Нашу группу, женщин сперва «расконвоировали» в город, в распоряжение стройконторы НКВД. (Арест мне предстоял только в будущем году).
– Я просил рабочих, а мне прислали дамочек и старух! – закричал при нашей явке замначальника Анкушев. – Мне нужны кочегары, например, вот вы, – обратился он ко мне, – сумеете быть кочегаром?
Группа женщин, со мной выпущенных, заволновалась, меня подталкивали: нельзя отказываться – работа в тепле. Я ответила спокойно:
– Кочегаром? Ну что ж! Для этого высшее образование не нужно. Дайте мне «спец» (спецовку), и…
А «спеца» у них не было! У них ничего для народа не было! Нас уже предупредили, что без спецовок имеем право не идти на работу. Да и своя одежда у нас была, по советским понятиям, хорошая. А хорошая «одежда» в Сибири впечатляла ужасно, а мое высшее образование заставляло неметь предо мною. Там, в те годы «десятилетка» считалась высшим разрядом образованности. А заключенными, которых можно было заставить, мы еще не были, и, вероятно, из пропагандных соображений им приказали обращаться с нами уважительно. Мы пока мыли полы в стройконторе, порою целую смену просто сидели в коридоре на полу, ожидая поручений. Наконец, мне Анкушев поручил конспектировать для него «Курс истории ВКП(б)» под ред. Сталина. И, конспектируя, я снова окуналась в полузабытый мир «советской идеологии», понимая теперь всю ее лживость, стереотипность. Но, по совету мудрой Тоськи, правду об этом моему работодателю не открывала. Не спорила. Поселили нас в бараках за Томью вместе с высланными из Поволжья немцами, людьми абсолютно порядочными, но живущими в абсолютной нищете. Девочки-немки были буквально босы и, так как «спеца» не было, на работу не ходили, пока не выдали резиновые чуни с обмотками. Спали на совершенно голых нарах. Клопы и голод. Чтобы есть, немки хлебную «пайку» – единственное, что они имели по карточкам, – меняли на большее количество картошки, которую ели без масла. Мы тоже этому научились.

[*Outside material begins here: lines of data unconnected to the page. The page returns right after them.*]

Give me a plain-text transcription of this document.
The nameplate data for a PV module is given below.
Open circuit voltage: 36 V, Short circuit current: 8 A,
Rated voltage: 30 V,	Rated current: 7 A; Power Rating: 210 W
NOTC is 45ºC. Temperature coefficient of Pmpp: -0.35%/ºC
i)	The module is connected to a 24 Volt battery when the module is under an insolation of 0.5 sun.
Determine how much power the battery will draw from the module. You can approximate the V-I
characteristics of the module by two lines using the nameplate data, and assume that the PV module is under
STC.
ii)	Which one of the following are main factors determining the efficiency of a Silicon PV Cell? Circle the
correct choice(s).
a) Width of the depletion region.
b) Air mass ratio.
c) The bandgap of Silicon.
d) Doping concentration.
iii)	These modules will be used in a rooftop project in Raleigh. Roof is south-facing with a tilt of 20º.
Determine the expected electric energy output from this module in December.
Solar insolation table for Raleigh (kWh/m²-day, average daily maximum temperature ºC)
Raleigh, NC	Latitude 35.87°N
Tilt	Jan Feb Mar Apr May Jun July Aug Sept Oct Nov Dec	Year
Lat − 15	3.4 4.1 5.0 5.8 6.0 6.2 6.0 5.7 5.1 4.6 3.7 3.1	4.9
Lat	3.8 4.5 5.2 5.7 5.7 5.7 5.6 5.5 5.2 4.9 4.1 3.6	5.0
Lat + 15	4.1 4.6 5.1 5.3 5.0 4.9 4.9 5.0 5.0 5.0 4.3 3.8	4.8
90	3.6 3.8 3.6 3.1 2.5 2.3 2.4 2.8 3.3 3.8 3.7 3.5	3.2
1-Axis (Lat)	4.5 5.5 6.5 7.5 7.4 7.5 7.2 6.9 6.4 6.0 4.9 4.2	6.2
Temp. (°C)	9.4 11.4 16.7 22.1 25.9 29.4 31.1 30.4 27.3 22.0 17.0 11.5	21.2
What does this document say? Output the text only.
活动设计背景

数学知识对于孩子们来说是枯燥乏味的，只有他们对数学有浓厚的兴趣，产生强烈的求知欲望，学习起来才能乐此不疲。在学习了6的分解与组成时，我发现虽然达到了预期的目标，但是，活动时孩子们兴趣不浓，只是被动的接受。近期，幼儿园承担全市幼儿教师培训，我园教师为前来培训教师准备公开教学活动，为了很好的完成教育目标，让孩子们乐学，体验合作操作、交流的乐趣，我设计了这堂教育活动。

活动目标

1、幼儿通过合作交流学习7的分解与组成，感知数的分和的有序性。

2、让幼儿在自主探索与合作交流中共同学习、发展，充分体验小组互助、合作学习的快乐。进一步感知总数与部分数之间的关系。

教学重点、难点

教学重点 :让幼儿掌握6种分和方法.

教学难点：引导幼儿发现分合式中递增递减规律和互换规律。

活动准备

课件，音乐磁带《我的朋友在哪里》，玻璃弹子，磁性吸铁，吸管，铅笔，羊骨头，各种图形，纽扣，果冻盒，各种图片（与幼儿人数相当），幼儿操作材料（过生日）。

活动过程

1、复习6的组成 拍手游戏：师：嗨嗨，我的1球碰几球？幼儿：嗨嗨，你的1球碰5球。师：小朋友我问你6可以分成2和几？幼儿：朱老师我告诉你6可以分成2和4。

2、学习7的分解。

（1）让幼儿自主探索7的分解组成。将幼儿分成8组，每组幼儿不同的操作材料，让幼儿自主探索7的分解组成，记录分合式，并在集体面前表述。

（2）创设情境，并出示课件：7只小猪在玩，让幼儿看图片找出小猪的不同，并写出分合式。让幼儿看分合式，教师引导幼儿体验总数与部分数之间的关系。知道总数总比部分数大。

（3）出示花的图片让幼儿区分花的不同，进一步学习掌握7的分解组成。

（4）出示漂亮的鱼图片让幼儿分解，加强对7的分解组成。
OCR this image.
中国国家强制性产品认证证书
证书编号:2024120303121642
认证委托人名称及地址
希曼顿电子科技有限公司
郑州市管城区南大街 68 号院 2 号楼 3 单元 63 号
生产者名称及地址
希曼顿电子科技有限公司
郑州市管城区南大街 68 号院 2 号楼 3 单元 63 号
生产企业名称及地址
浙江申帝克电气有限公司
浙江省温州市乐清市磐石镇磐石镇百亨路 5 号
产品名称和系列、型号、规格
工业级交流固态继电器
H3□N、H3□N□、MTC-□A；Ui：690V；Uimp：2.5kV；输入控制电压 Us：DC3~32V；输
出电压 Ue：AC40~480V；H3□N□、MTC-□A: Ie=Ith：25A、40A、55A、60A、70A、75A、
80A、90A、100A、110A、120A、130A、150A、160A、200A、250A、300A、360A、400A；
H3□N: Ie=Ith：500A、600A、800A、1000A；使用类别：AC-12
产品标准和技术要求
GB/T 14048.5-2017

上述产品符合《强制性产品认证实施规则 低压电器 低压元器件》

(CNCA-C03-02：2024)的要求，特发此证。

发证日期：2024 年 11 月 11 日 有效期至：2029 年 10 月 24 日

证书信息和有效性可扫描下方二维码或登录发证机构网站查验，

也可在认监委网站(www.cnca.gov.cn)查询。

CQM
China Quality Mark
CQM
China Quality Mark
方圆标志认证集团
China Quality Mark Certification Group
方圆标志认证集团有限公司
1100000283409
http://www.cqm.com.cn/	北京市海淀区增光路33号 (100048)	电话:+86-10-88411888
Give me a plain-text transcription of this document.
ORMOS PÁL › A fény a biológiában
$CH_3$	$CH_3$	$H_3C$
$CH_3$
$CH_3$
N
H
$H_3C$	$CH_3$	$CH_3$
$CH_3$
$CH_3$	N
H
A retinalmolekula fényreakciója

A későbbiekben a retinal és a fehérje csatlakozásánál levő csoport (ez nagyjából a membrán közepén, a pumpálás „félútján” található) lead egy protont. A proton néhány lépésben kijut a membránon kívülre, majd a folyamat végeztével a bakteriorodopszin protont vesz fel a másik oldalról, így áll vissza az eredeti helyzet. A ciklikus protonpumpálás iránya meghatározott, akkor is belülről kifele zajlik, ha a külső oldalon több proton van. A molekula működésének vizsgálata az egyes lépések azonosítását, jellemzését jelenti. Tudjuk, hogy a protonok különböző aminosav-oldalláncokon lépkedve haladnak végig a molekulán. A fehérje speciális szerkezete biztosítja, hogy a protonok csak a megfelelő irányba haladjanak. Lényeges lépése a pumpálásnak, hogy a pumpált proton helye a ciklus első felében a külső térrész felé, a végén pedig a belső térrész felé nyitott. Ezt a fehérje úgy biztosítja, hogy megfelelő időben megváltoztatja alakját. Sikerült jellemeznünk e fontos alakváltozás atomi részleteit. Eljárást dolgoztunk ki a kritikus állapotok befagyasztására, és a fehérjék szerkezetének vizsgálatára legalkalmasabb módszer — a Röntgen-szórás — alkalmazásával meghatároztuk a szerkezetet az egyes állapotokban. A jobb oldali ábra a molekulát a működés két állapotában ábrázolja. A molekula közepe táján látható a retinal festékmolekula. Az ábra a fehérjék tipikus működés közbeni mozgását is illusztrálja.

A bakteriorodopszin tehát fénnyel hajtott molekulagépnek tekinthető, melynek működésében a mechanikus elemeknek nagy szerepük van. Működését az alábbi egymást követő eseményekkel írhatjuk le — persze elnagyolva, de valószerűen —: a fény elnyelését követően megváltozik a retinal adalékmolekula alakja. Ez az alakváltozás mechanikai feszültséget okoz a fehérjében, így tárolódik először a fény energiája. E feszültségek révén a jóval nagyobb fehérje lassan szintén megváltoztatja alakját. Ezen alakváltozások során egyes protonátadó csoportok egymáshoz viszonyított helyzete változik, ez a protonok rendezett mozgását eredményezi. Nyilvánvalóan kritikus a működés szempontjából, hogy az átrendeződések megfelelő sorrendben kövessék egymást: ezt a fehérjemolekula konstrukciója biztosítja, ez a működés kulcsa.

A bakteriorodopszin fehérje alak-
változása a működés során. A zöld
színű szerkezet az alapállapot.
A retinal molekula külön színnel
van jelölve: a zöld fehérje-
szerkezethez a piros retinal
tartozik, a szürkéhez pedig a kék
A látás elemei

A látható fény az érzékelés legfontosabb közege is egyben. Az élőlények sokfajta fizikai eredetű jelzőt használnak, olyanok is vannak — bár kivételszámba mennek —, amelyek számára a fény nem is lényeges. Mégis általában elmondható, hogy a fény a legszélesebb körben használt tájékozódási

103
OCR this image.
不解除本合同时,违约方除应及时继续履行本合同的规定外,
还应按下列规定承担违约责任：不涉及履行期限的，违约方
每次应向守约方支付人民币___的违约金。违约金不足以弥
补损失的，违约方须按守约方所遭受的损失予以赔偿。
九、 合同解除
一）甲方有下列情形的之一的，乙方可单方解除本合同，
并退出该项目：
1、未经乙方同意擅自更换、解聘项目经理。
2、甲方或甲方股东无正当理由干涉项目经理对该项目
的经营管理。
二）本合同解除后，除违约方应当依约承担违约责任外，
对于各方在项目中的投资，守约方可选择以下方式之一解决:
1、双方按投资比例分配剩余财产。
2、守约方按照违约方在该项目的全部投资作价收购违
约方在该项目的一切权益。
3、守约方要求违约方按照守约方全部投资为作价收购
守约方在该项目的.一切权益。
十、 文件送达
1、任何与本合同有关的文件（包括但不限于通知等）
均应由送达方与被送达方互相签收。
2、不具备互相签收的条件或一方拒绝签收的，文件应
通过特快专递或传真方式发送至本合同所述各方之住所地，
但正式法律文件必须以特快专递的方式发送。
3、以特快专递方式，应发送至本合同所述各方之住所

– Вы меня или арестуйте, или разрешите искать себе лучше условия, – сказала я однажды Анкушеву. Он посмотрел удивленно: «Но ведь так живут все! Вы живете как все!». И, действительно, так жили все.
Одета я была для поселенки весьма «изящно»: в шапочку в виде тарелочки и в лыжные брюки, торчащие из-под еще московского пальто. Когда я шла по льду Томи к месту нашего жительства, за мною бежали окраинные мальчишки с криком: «Тетка тарелку надела!» А однажды мальчишка сказал другому: «Ты говоришь, у нас нет американов? А вон идет американ!» – и показал на меня.
В декабре, когда морозы стояли изрядные, бреду близко к сумеркам через обледенелую Томь. Меня обогнали сани, накрытые чем-то удивительно знакомым, красным… «Тетя Женя, родненькая!» – И из-под знакомого ватного итальянского одеяла – три знакомые мордочки: дети Лихомировы!.. Их увозили в недалеко расположенный детприемник. О матери не было слуха. О ее потере дети говорили уже равнодушно.
Это одеяло, безусловно, было некогда «конфисковано» их отцом у итальянцев. Но итальянцы с той поры сделали себе уже не одно такое одеяло. А дети советские на своей родине могли бы отморозить себе ноги, если б не оно. На чьей стороне справедливость?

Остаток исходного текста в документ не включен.